About the Volumetric Format Association

About

How We Work

Capture

An array of cameras captures a real scene.

Process

Camera input is converted to 3D models.

Compress

3D models are prepared to stream over network.

Playback

Volumetric captures are played back on devices.

VFA’s Working Groups collaborate to develop specficiations that will allow the interoperable integration what today are the disparate technologies and products that required to create true 3 Dimensional Video.

Volumetric technology depends on several distinct technologies (we call them Verticals) to communicating with one another. Our members participate in several Volumetric working groups to ensure the interoperability of Capture, Process, Compress, and Playback .

Capture

In this step, a person or scene is surrounded by over a dozen volumetric cameras.

There are four ways to perform volumetric capture: time of flight, structured light, photogrammetry & multiview depth and stereo disparity. After the scene is captured, it is processed in the reconstruction step.

Time of flight

This generates a color and depth image by emitting infrared light and measuring the distance from the camera to the person being captured. Microsoft’s Azure Kinect camera uses time of flight.

Photogrammetry & Multiview Depth

This technique uses several color cameras to generate the depth image or a point cloud of the person being captured. The cameras generate both a depth and color image.

Time of flight

This uses two monochrome cameras that can detect infrared, a color camera, and a laser that projects infrared dots onto the scene. This technique generates a depth image and a color image. Intel’s release camera uses structure light.

Stereo Disparity

This technique uses two color cameras to simulate the left and right eye and to generate a depth image and a single color image from one of the color cameras.

Process

During Process, a 3D world is reconstructed from the captured scene. This step involves processing the 2D videos into 3D models. The four methods for processing are depth map, voxel, point cloud, and mesh generation. The 3D models are then sent to compression so they can be streamed over the network.

Depth Map Generation

A depth map is an image that represents the location of every pixel (or subpixel) in 3D space. This is similar to how a terrain map works but far more precise. This technique can be part of the volumetric cameras such as the Intel Realsense cameras or the Microsoft’s Azure Kinect cameras.

Voxel Generation

This technique usually takes a point cloud and turns each point into a 3D cube. This fills in any of the holes in a point cloud and will have more than a single color associated with the voxel, but a small color image wrapped around the voxel to represent the subject being captured.

Point Cloud Generation

This technique can use SLAM or a depth map to generate points in 3D space to represent the subject being captured. These points also include a color value that matches the color of the subject being captured.

Mesh Generation

This technique usually takes a point cloud and turns every 3 points into a triangle that represents the surface of the subject being captured. This results in hundreds to thousands of triangles that are connected to each other as a single mesh. The color of the mesh is usually stitched together from the color cameras and then applied as a UV map.

Compress

The 3D models are compressed so they can be streamed over a network. There are three different methods of compression: mesh, point cloud, and Depth & UV Map Compression.

Point Cloud Compression

This technique compresses the points over a sequence of frames so they can be streamed over a network. The device will either render the decompressed points as-is; generate a mesh and render the mesh; turn the points into voxels and render the voxels.

Mesh Compression

This technique compresses a mesh’s data over a sequence of frames so they can be streamed over a network. The device will need to uncompress the mesh but won’t have to generate the mesh from scratch.
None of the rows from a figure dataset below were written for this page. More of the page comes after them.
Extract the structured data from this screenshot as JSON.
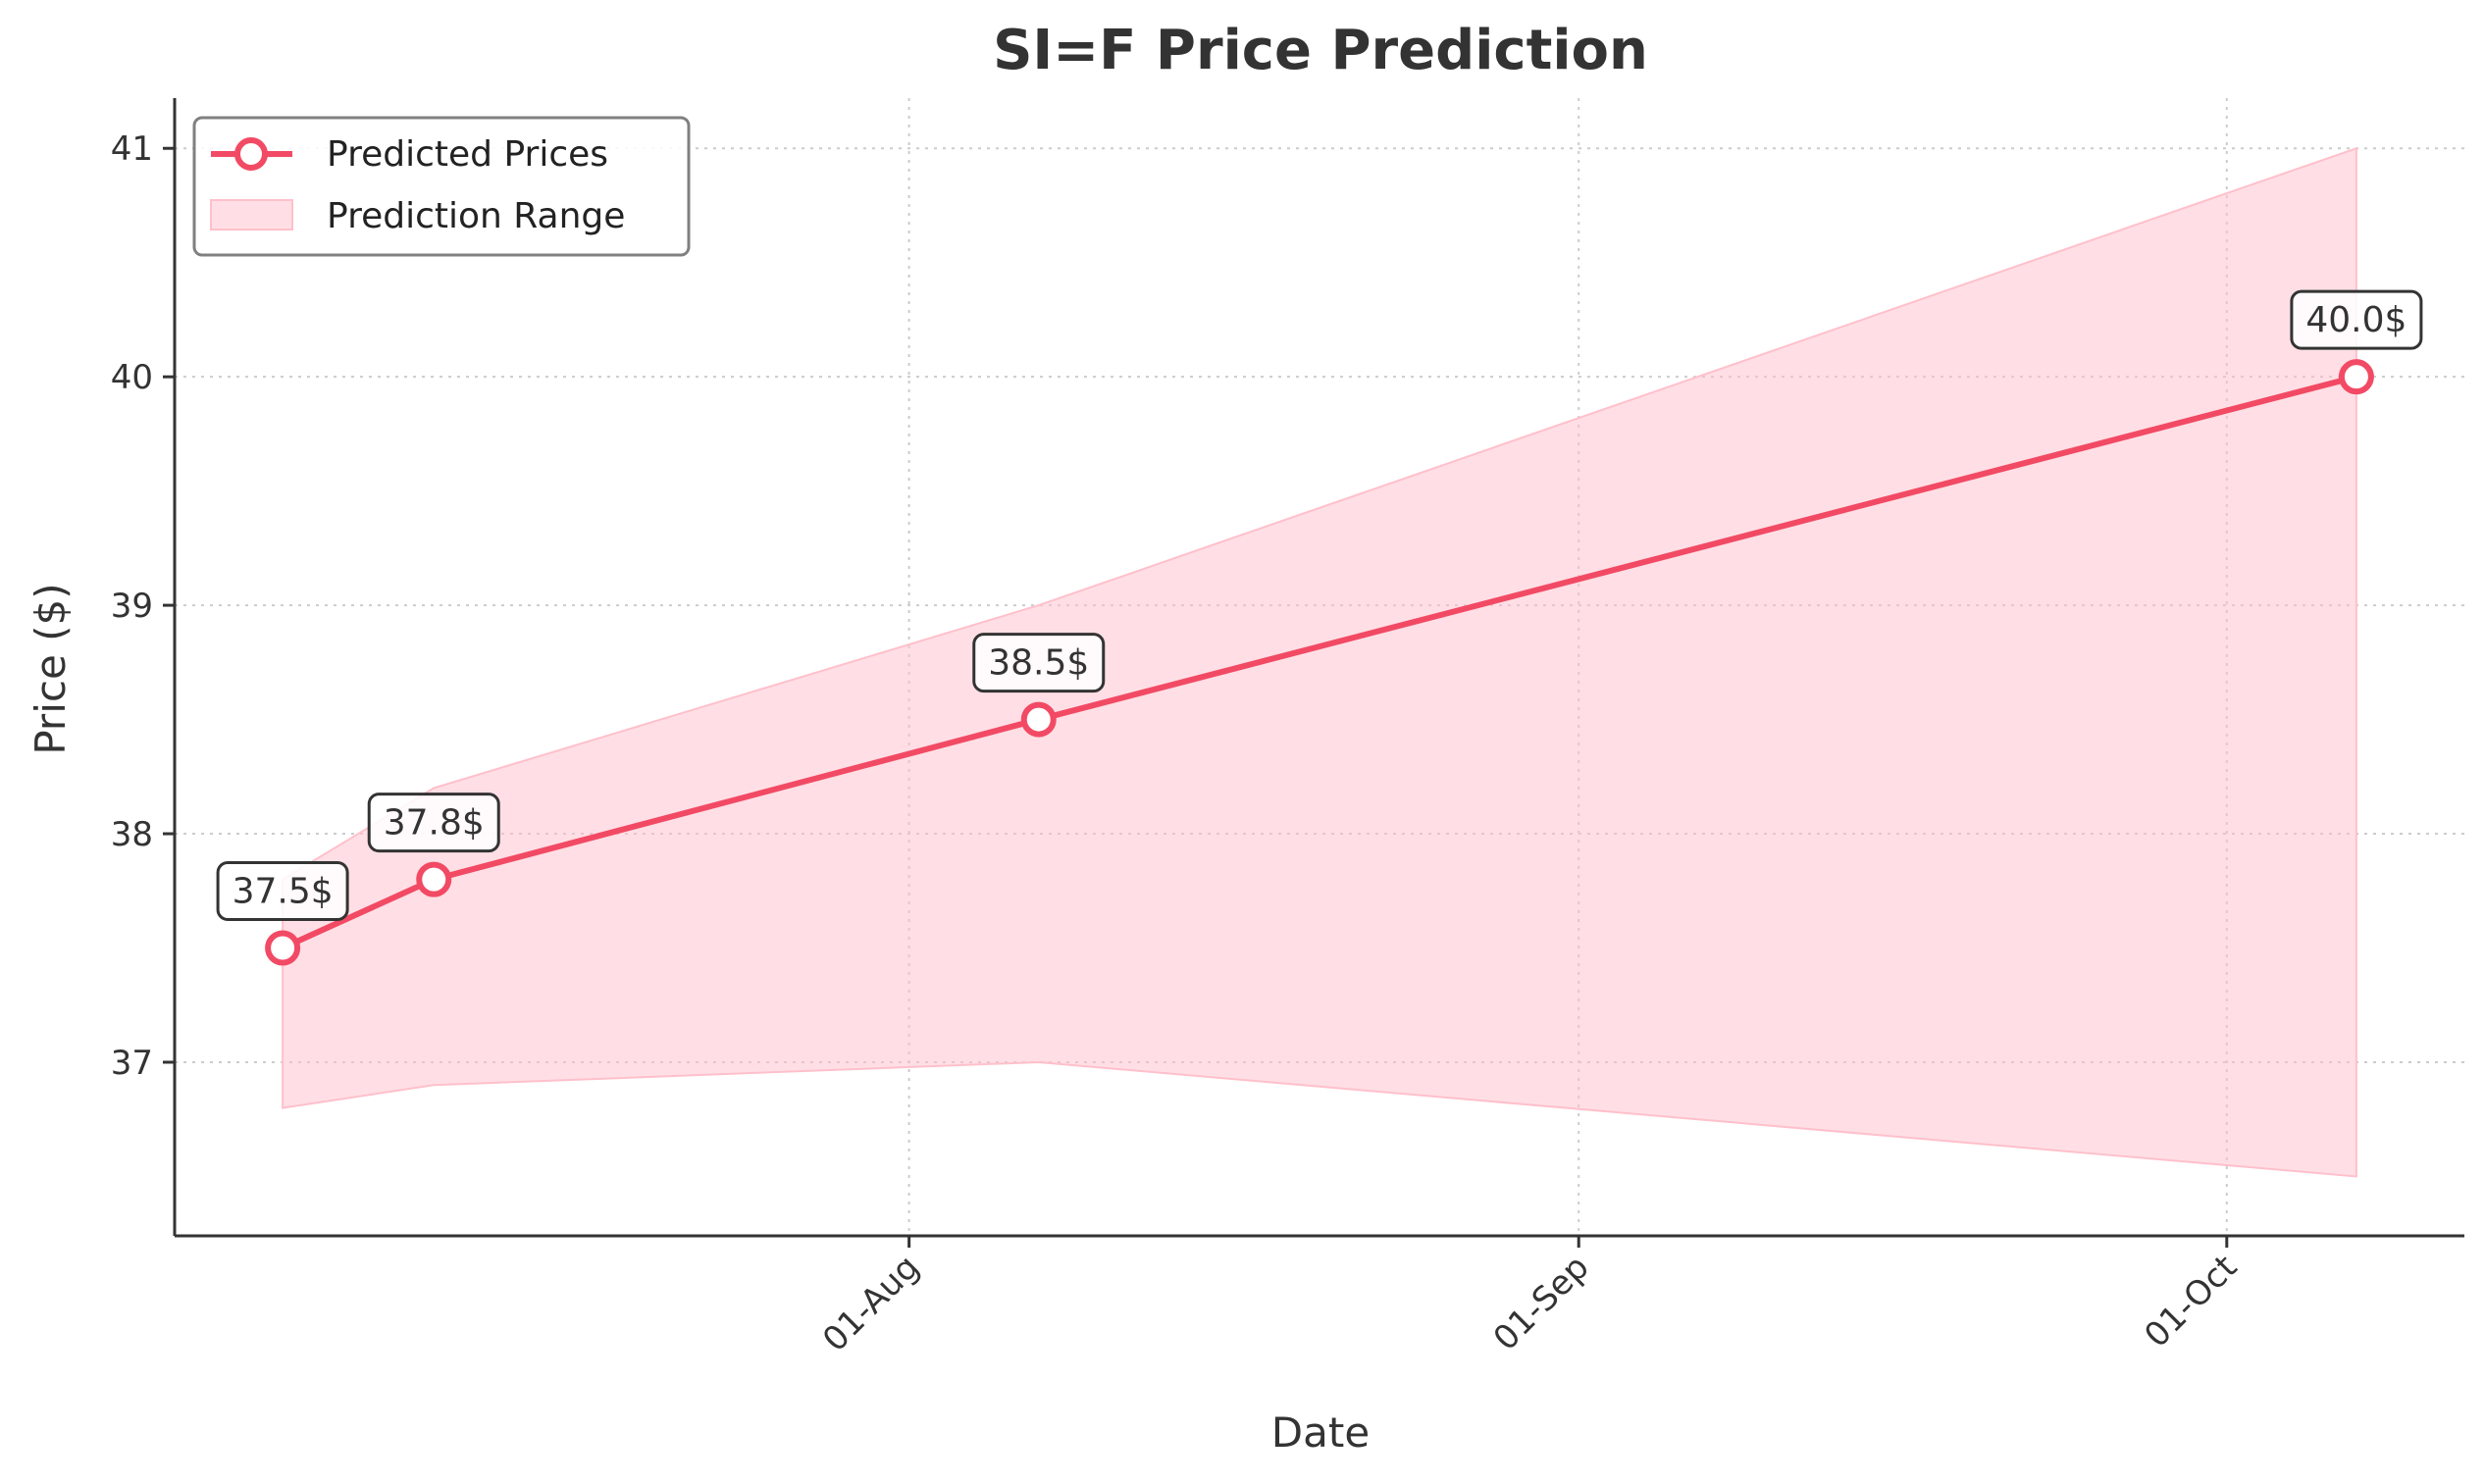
{
  "chart_data": {
    "type": "line",
    "title": "SI=F Price Prediction",
    "xlabel": "Date",
    "ylabel": "Price ($)",
    "x": [
      "2024-07-03",
      "2024-07-10",
      "2024-08-07",
      "2024-10-07"
    ],
    "series": [
      {
        "name": "Predicted Prices",
        "values": [
          37.5,
          37.8,
          38.5,
          40.0
        ],
        "color": "#f24a64",
        "point_labels": [
          "37.5$",
          "37.8$",
          "38.5$",
          "40.0$"
        ]
      }
    ],
    "band": {
      "name": "Prediction Range",
      "lower": [
        36.8,
        36.9,
        37.0,
        36.5
      ],
      "upper": [
        37.8,
        38.2,
        39.0,
        41.0
      ],
      "color": "#ffc0cb"
    },
    "x_ticks": [
      {
        "date": "2024-08-01",
        "label": "01-Aug"
      },
      {
        "date": "2024-09-01",
        "label": "01-Sep"
      },
      {
        "date": "2024-10-01",
        "label": "01-Oct"
      }
    ],
    "y_ticks": [
      37,
      38,
      39,
      40,
      41
    ],
    "xlim": [
      "2024-06-28",
      "2024-10-12"
    ],
    "ylim": [
      36.24,
      41.22
    ],
    "grid": true,
    "legend_position": "top-left"
  }
}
Depth and UV Map Compression

This technique compresses the depth maps and UV maps over frames so they can be streamed over a network. The device will have to then generate points, or mesh or voxels to render the device.

Playback

The 4 modes of playback are: traditional 2D video, 3D rendering on a big screen tv, 3D rendering on an XR device, and 3D rendering on a smartphone.

Traditional 2D Video

This technique can combine the volumetrically captured model with SFX from a movie / tv show and just output the 2D video so it can be part of the movie or tv show. Another example is a live sports event in which a virtual camera can be used to generate a highlight that happened in the game and that highlights can be displayed on the stadium’s big screen tv’s.

3D rendering on an XR device

This technique allows the 3D model to be sent to an AR or VR device that allows the viewer to walk around the 3D model and / or blend the 3D model into the real world.

3D rendering on a big screen tv

This technique sends the 3D model to a game console, a set top box / streaming stick or a smart tv. The viewer can use a remote control to select the type of perspective they’d like using a menu of options. The viewer can also use a game console to control the virtual camera that is rendering the 3D model.

3D rendering on a Smartphone

This technology allows the user to use the smart phone’s touch screen to move around the 3D model and or project the 3D model into the real world using AR built into the smartphone.